O direito das mulheres brasileiras ao voto completou 90 anos nesta última semana, mas a participação delas nos espaços de poder, no cenário político, ainda é pequena. Nestas nove décadas, um curto período do ponto de vista histórico, algumas conquistas foram alcançadas, porém, a maior representatividade feminina em cargos públicos segue como um desafio a ser superado.
Especialistas - mulheres - ouvidas pelo JC avaliam que o ambiente político, majoritariamente masculino e, não raro, machista, permanece hostil, o que torna mais tortuoso e difícil o caminho para que elas possam exercer suas funções em igualdade de condições com os homens. Assim, mesmo que 30% das candidaturas em eleições proporcionais precisem ser, obrigatoriamente, de mulheres, nas duas últimas disputas, em 2018 e 2020, o índice de candidatas eleitas para cargos de vereadoras, deputadas estaduais e federais não passou da casa de 16% do total de escolhidos por meio do voto.
"Infelizmente, ainda há muita resistência masculina em relação à maior participação das mulheres na política, embora já existam alguns que apoiem esta causa.
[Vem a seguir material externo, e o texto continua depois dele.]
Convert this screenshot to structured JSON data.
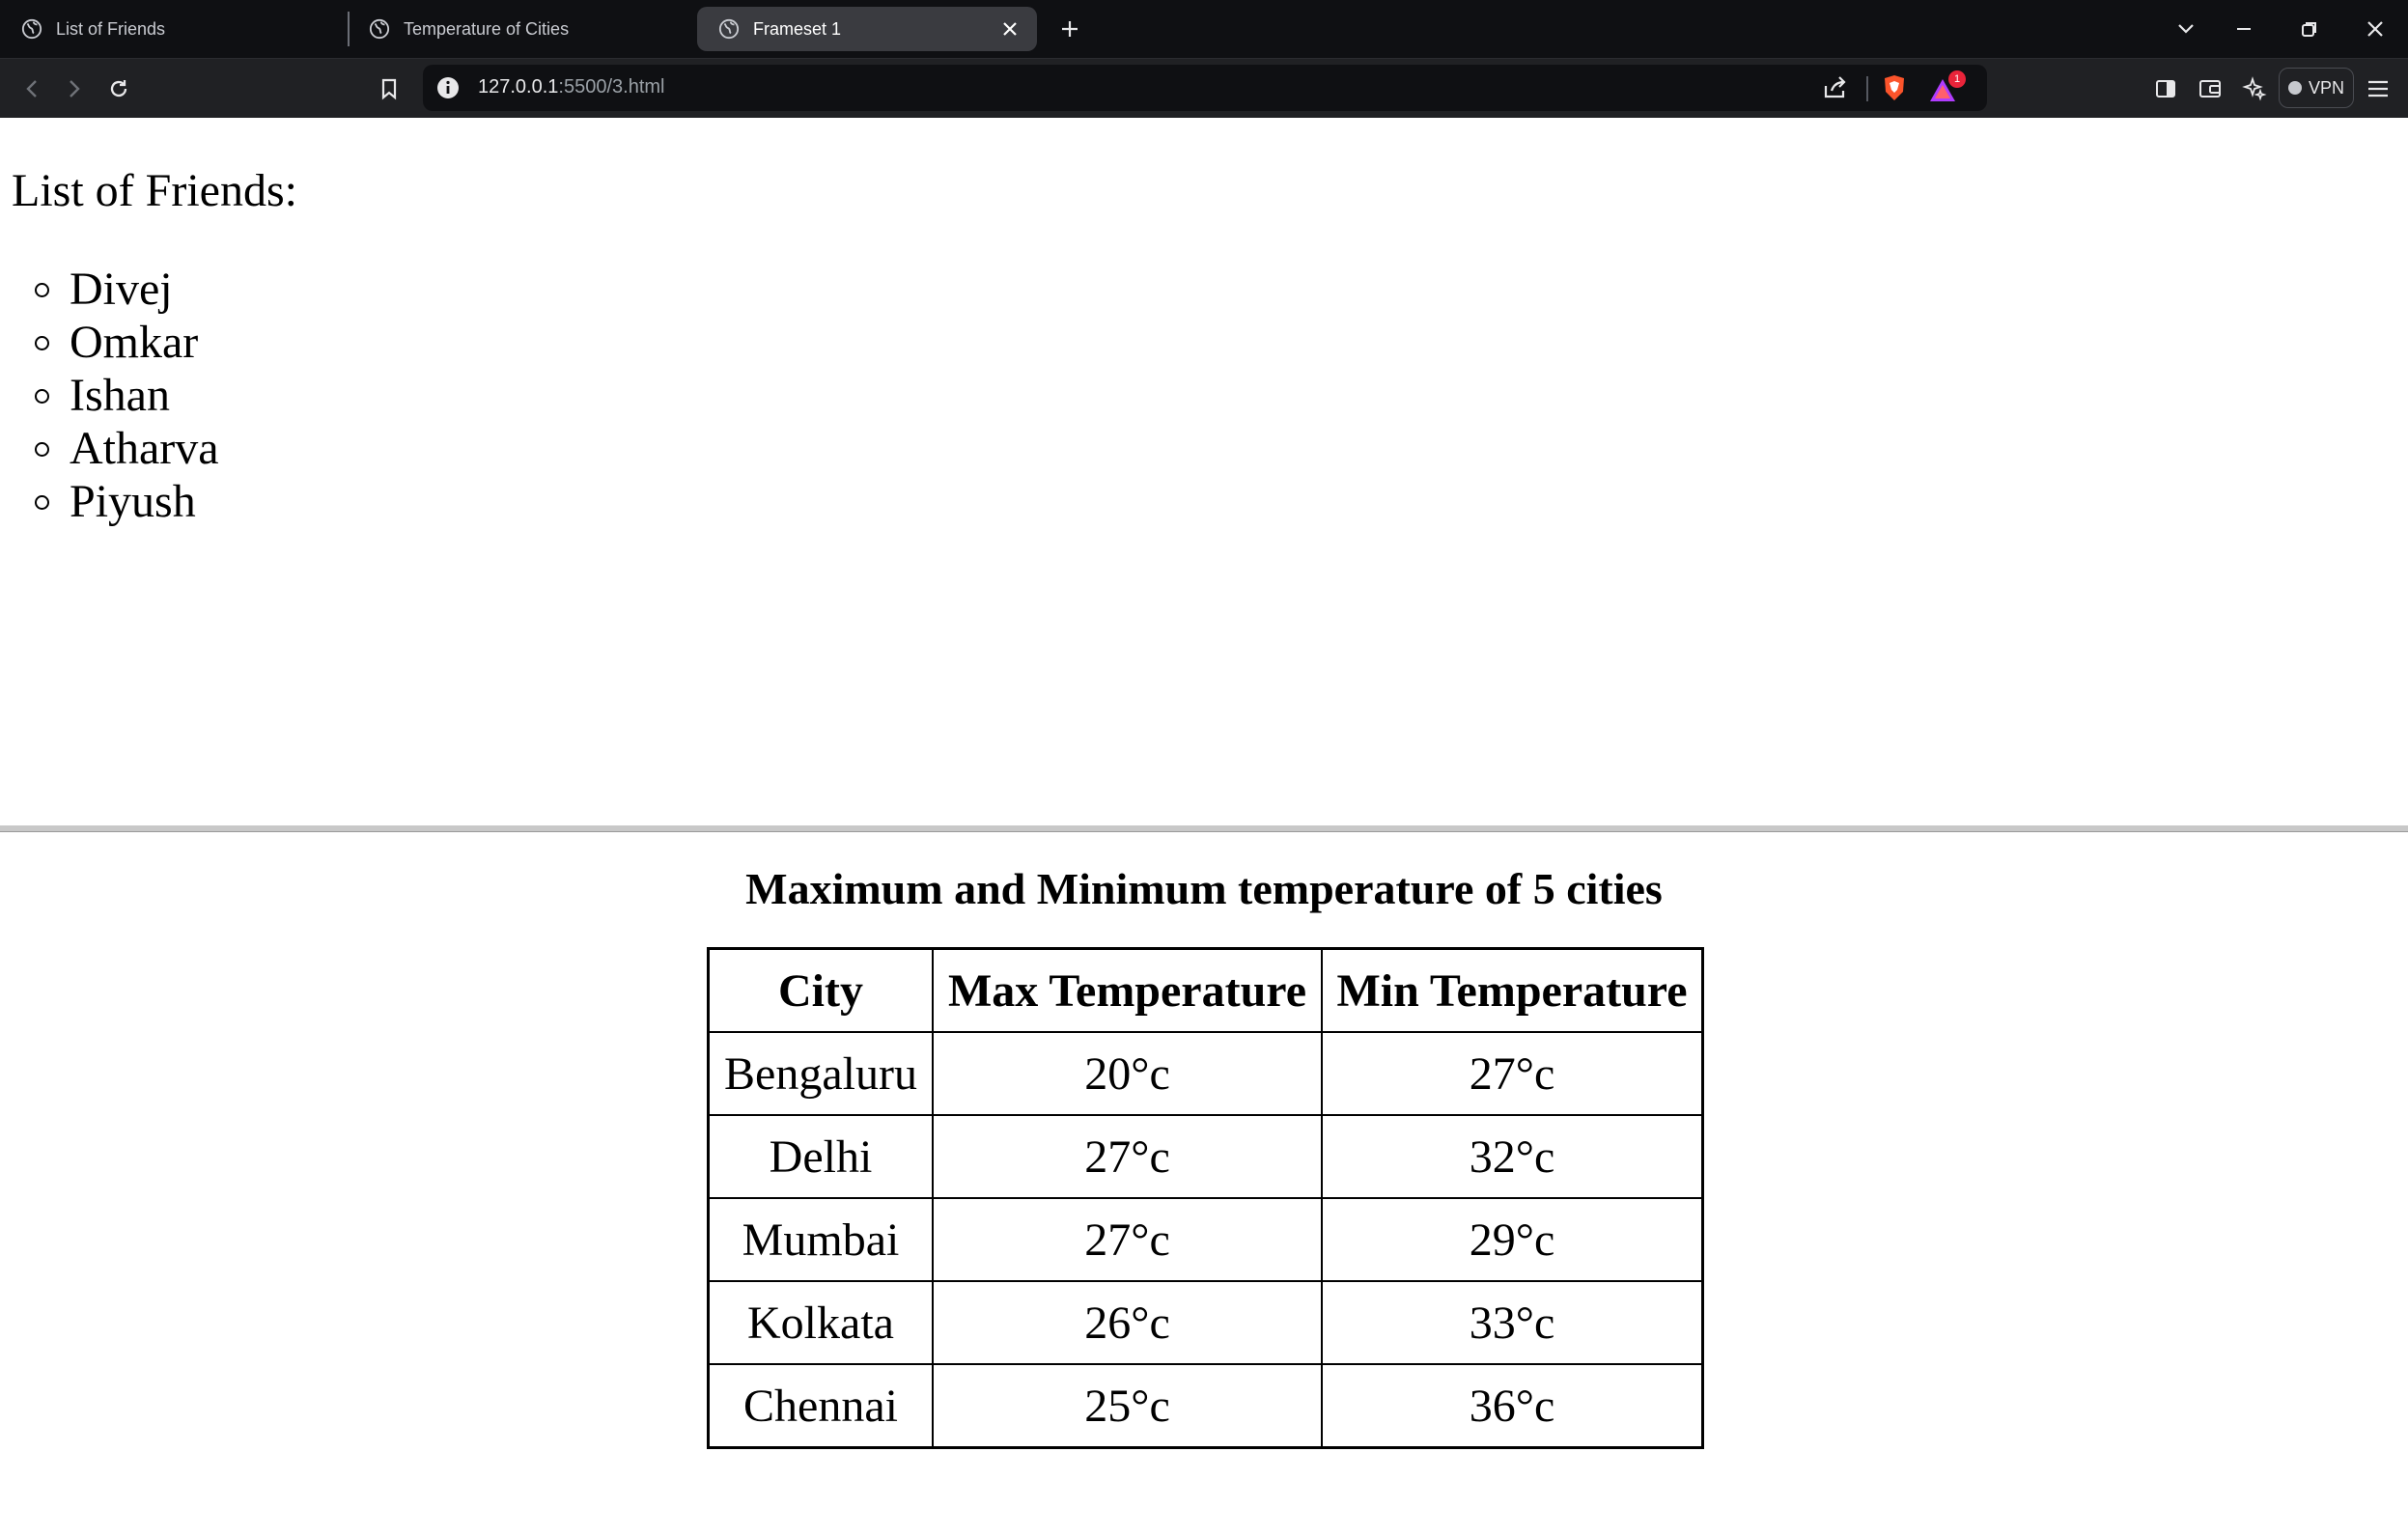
{
  "browser": {
    "tabs": [
      {
        "title": "List of Friends",
        "active": false
      },
      {
        "title": "Temperature of Cities",
        "active": false
      },
      {
        "title": "Frameset 1",
        "active": true
      }
    ],
    "address": {
      "host": "127.0.0.1",
      "rest": ":5500/3.html"
    },
    "vpn_label": "VPN",
    "notification_count": "1",
    "icons": [
      "globe-icon",
      "close-icon",
      "plus-icon",
      "chevron-down-icon",
      "minimize-icon",
      "restore-icon",
      "back-icon",
      "forward-icon",
      "reload-icon",
      "bookmark-icon",
      "info-icon",
      "share-icon",
      "brave-shield-icon",
      "brave-rewards-icon",
      "sidebar-icon",
      "wallet-icon",
      "leo-icon",
      "menu-icon"
    ]
  },
  "friends": {
    "heading": "List of Friends:",
    "items": [
      "Divej",
      "Omkar",
      "Ishan",
      "Atharva",
      "Piyush"
    ]
  },
  "temperatures": {
    "caption": "Maximum and Minimum temperature of 5 cities",
    "headers": [
      "City",
      "Max Temperature",
      "Min Temperature"
    ],
    "rows": [
      [
        "Bengaluru",
        "20°c",
        "27°c"
      ],
      [
        "Delhi",
        "27°c",
        "32°c"
      ],
      [
        "Mumbai",
        "27°c",
        "29°c"
      ],
      [
        "Kolkata",
        "26°c",
        "33°c"
      ],
      [
        "Chennai",
        "25°c",
        "36°c"
      ]
    ]
  }
}
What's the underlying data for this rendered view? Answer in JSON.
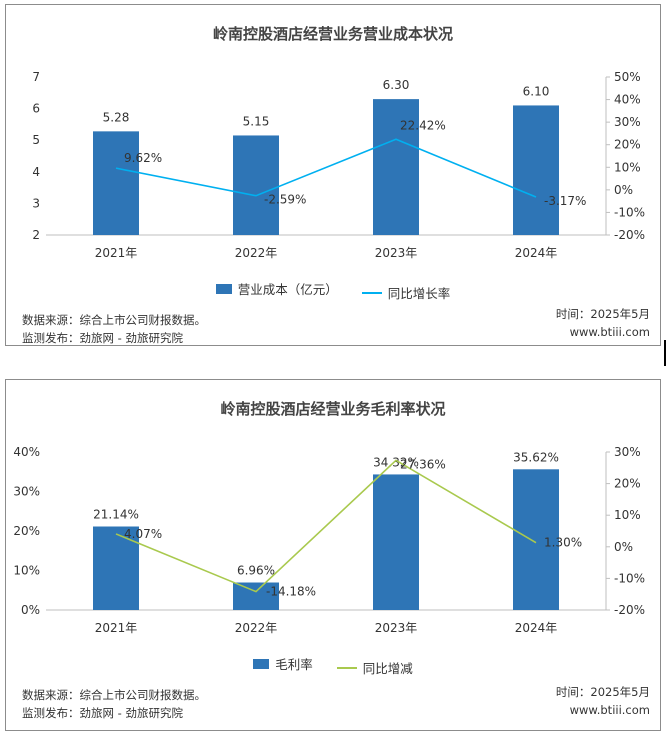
{
  "chart_data": [
    {
      "type": "bar",
      "title": "岭南控股酒店经营业务营业成本状况",
      "categories": [
        "2021年",
        "2022年",
        "2023年",
        "2024年"
      ],
      "series": [
        {
          "name": "营业成本（亿元）",
          "kind": "bar",
          "axis": "left",
          "values": [
            5.28,
            5.15,
            6.3,
            6.1
          ],
          "labels": [
            "5.28",
            "5.15",
            "6.30",
            "6.10"
          ],
          "color": "#2e75b6"
        },
        {
          "name": "同比增长率",
          "kind": "line",
          "axis": "right",
          "values": [
            9.62,
            -2.59,
            22.42,
            -3.17
          ],
          "labels": [
            "9.62%",
            "-2.59%",
            "22.42%",
            "-3.17%"
          ],
          "color": "#00b0f0"
        }
      ],
      "left_axis": {
        "min": 2,
        "max": 7,
        "ticks": [
          "7",
          "6",
          "5",
          "4",
          "3",
          "2"
        ]
      },
      "right_axis": {
        "min": -20,
        "max": 50,
        "ticks": [
          "50%",
          "40%",
          "30%",
          "20%",
          "10%",
          "0%",
          "-10%",
          "-20%"
        ]
      },
      "legend": [
        "营业成本（亿元）",
        "同比增长率"
      ],
      "source": "数据来源：综合上市公司财报数据。",
      "publisher": "监测发布：劲旅网 - 劲旅研究院",
      "date": "时间：2025年5月",
      "site": "www.btiii.com"
    },
    {
      "type": "bar",
      "title": "岭南控股酒店经营业务毛利率状况",
      "categories": [
        "2021年",
        "2022年",
        "2023年",
        "2024年"
      ],
      "series": [
        {
          "name": "毛利率",
          "kind": "bar",
          "axis": "left",
          "values": [
            21.14,
            6.96,
            34.32,
            35.62
          ],
          "labels": [
            "21.14%",
            "6.96%",
            "34.32%",
            "35.62%"
          ],
          "color": "#2e75b6"
        },
        {
          "name": "同比增减",
          "kind": "line",
          "axis": "right",
          "values": [
            4.07,
            -14.18,
            27.36,
            1.3
          ],
          "labels": [
            "4.07%",
            "-14.18%",
            "27.36%",
            "1.30%"
          ],
          "color": "#a9c94e"
        }
      ],
      "left_axis": {
        "min": 0,
        "max": 40,
        "ticks": [
          "40%",
          "30%",
          "20%",
          "10%",
          "0%"
        ]
      },
      "right_axis": {
        "min": -20,
        "max": 30,
        "ticks": [
          "30%",
          "20%",
          "10%",
          "0%",
          "-10%",
          "-20%"
        ]
      },
      "legend": [
        "毛利率",
        "同比增减"
      ],
      "source": "数据来源：综合上市公司财报数据。",
      "publisher": "监测发布：劲旅网 - 劲旅研究院",
      "date": "时间：2025年5月",
      "site": "www.btiii.com"
    }
  ]
}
Mas elas ainda têm muito trabalho pela frente, precisam se dedicar dez vezes mais do que eles para impor respeito", analisa a militante política Haydée das Dores de Souza, que é uma das fundadoras do Conselho Municipal de Políticas para Mulheres.
E os desafios surgem antes mesmo do exercício dos mandatos. Ainda na campanha, nem sempre as mulheres recrutadas pelos partidos para cumprir a cota de 30% das candidaturas têm garantia de efetivo apoio das legendas e repasse de recursos do Fundo Eleitoral para que consigam divulgar suas propostas.
E, se eleitas, seguem correndo o risco de serem descredibilizadas, desencorajadas e até assediadas - moral e sexualmente - por seus pares. "Porém, justamente em função desta hostilidade, vejo que elas estão marcando presença com uma firmeza muito grande, especialmente no Congresso. Como elas têm de provar que são boas no que fazem, quando apresentam discussões ou projetos, elas estão mais preparadas, instrumentadas", analisa a professora de história Sonia Mozer.
HISTÓRICO
As especialistas explicam que a reivindicação pela participação feminina na política começou a ganhar força no início do século 20, a partir da militância política de mulheres na Europa e Estados Unidos. O movimento, conhecido como sufragista, inspirou outros tantos no mundo todo e favoreceu a conquista do voto feminino em diversos países, incluindo o Brasil.
Em solo brasileiro, esse direito só foi garantido em 24 de fevereiro de 1932, quando o novo Código Eleitoral entrou em vigor, durante o governo provisório do ex-presidente Getúlio Vargas. A data é conhecida hoje como o Dia da Conquista do Voto Feminino. "Porém, na época, não havia a noção de que a mulher deveria votar de acordo com suas convicções, mas sim de acordo com o que o marido ou pai ordenassem. A discussão sobre igualdade de gênero não era efervescente como hoje", pondera Sonia.
Conforme reforça Haydée Souza, mesmo depois deste avanço, as mulheres continuaram sendo criadas para serem mães de família, esposas e donas de casa, ou seja, dedicadas ao universo privado. "Mas, quando, por circunstâncias econômicas, elas começaram a ingressar no mercado de trabalho, passaram a ter mais condições de reivindicar igualdade de direitos, inclusive quanto à atuação na esfera pública", frisa.